ジャック:僕たちは彼らの大ファンだったし、しかも音楽スタイルも繋がりを感じることが出来ていたから、オファーが来たときは「やった!!」と感じたよ。イマジン・ドラゴンズは大成功しているバンドだし、ツアーの規模もすごい。ヨーロッパでライブをしたことはあるけど、あんなに大勢の、一晩で8万人というスケールでやったことがないから、その規模で音楽を披露することが出来るのはすごく楽しみだよ。あと、ここ7年くらいオープニングアクトというものをやっていなかったから、あの頃に戻るというかそれをまた経験することが出来るというのもうれしいし楽しみだね。
ーーこれまでたくさんのツアーをおこない、様々なアーティストとも共演しているAJRのみなさんですが、とくに印象に残っているステージはありますか?
ジャック:アメリカのデンバーの山の中で演奏する「Red Rocks」だね。

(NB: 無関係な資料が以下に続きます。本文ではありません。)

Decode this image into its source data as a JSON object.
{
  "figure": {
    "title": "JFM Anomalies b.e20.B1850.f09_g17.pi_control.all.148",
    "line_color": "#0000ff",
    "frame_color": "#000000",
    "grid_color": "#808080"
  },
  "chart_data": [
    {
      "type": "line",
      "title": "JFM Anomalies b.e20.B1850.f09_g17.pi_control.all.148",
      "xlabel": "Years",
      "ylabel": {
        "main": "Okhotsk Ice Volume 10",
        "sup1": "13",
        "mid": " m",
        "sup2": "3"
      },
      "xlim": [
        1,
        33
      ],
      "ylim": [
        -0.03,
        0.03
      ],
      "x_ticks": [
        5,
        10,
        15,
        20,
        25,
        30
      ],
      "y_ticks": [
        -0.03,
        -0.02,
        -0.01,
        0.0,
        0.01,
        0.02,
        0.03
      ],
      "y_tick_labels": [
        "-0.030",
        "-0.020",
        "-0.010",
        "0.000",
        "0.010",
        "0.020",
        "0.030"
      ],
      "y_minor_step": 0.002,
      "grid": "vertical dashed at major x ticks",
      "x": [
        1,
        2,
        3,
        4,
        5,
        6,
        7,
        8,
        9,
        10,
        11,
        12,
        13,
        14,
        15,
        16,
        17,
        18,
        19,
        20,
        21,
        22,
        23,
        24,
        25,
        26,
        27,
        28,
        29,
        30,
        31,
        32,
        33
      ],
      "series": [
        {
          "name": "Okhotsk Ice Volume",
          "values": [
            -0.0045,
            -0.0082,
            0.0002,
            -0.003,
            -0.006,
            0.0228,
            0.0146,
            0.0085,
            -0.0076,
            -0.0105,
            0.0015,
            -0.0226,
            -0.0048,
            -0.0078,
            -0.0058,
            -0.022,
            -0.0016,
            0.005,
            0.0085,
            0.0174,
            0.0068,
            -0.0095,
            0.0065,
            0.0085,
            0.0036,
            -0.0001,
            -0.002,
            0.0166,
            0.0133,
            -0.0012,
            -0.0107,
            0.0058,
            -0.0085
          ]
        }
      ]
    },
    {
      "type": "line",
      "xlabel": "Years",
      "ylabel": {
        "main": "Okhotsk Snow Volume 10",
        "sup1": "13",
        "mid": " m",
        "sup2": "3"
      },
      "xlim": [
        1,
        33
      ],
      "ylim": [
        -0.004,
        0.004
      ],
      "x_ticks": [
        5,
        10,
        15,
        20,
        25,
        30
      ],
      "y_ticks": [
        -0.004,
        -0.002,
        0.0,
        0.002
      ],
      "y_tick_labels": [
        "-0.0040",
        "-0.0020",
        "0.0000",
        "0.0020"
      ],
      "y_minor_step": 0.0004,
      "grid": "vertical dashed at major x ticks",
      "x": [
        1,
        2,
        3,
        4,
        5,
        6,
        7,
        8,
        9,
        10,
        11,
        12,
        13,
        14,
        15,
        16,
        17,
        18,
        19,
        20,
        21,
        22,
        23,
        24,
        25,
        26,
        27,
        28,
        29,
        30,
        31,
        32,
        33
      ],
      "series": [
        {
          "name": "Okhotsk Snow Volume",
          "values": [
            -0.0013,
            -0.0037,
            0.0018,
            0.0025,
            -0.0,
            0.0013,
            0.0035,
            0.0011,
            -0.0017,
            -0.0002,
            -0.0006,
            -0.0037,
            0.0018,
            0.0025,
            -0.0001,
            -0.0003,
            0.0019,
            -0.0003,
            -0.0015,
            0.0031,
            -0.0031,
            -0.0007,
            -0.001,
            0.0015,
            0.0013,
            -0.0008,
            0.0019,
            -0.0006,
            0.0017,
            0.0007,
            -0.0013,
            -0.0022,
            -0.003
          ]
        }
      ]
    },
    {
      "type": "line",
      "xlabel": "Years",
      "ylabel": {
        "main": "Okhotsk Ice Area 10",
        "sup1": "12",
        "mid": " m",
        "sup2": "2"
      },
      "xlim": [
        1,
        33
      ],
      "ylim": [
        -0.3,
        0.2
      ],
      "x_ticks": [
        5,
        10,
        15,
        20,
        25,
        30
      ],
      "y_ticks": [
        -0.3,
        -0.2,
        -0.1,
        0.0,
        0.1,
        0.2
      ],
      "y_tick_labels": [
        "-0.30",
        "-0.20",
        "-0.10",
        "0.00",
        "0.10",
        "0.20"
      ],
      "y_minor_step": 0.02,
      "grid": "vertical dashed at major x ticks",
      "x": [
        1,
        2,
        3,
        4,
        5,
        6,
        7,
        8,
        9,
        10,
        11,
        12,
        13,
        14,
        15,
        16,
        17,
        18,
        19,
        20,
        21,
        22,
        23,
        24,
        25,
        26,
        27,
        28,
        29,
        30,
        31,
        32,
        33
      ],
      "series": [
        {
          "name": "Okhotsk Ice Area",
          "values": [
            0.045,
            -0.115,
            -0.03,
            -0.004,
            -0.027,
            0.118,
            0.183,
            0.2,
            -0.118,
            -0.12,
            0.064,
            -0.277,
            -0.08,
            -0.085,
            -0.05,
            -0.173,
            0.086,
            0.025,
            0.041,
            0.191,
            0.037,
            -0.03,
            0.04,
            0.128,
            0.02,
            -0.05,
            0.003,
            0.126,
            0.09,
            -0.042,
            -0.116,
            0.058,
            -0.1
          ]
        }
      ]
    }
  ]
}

アメリカではとても有名なステージで、僕たちが幼い頃お父さんが「Red Rocksで演奏したら成功者だ!」と言っていたんだ。そして実際、僕たちはそのステージに立って9000人の前でパフォーマンスしたんだ。ソールドアウトしたよ。そこにお父さんも来てくれて、最前列で見てすごく感動して泣いていたんだ。美しい瞬間だったね。お父さんにとって、そして僕たちにとっても忘れられない夜になった。あのときお父さんは「お前たちはよくやった」と思ってくれたと思う。
ーーまさに親孝行ですね。週末には「Greenroom Festival」に出演されます。日本のファンの前で演奏する意気込みを教えてください。
ジャック:僕たちはパフォーマンスすることが本当に大好きで、僕たちにとって音楽とパフォーマンスすることは繋がっているんだ。そのエナジーを皆さんにお届けできたらなと思う。ステージには特別なエフェクトも加えているし、特に日本では初のショーだからさらにその興奮が伝わってくるんじゃないかなと思う。
ーーたくさんお答えいただきありがとうございました。最後に日本のファンへメッセージをお願いします。
こんにちは、AJRです。ファンのみなさんに感謝しています!僕たちにとって初めての日本なので、みなさんのために演奏するのが楽しみです。そしてヘッドライナーとしてまた演奏しに日本に戻ってきます!僕たちの音楽がここまで来ることができてうれしいです。本当にありがとうございます!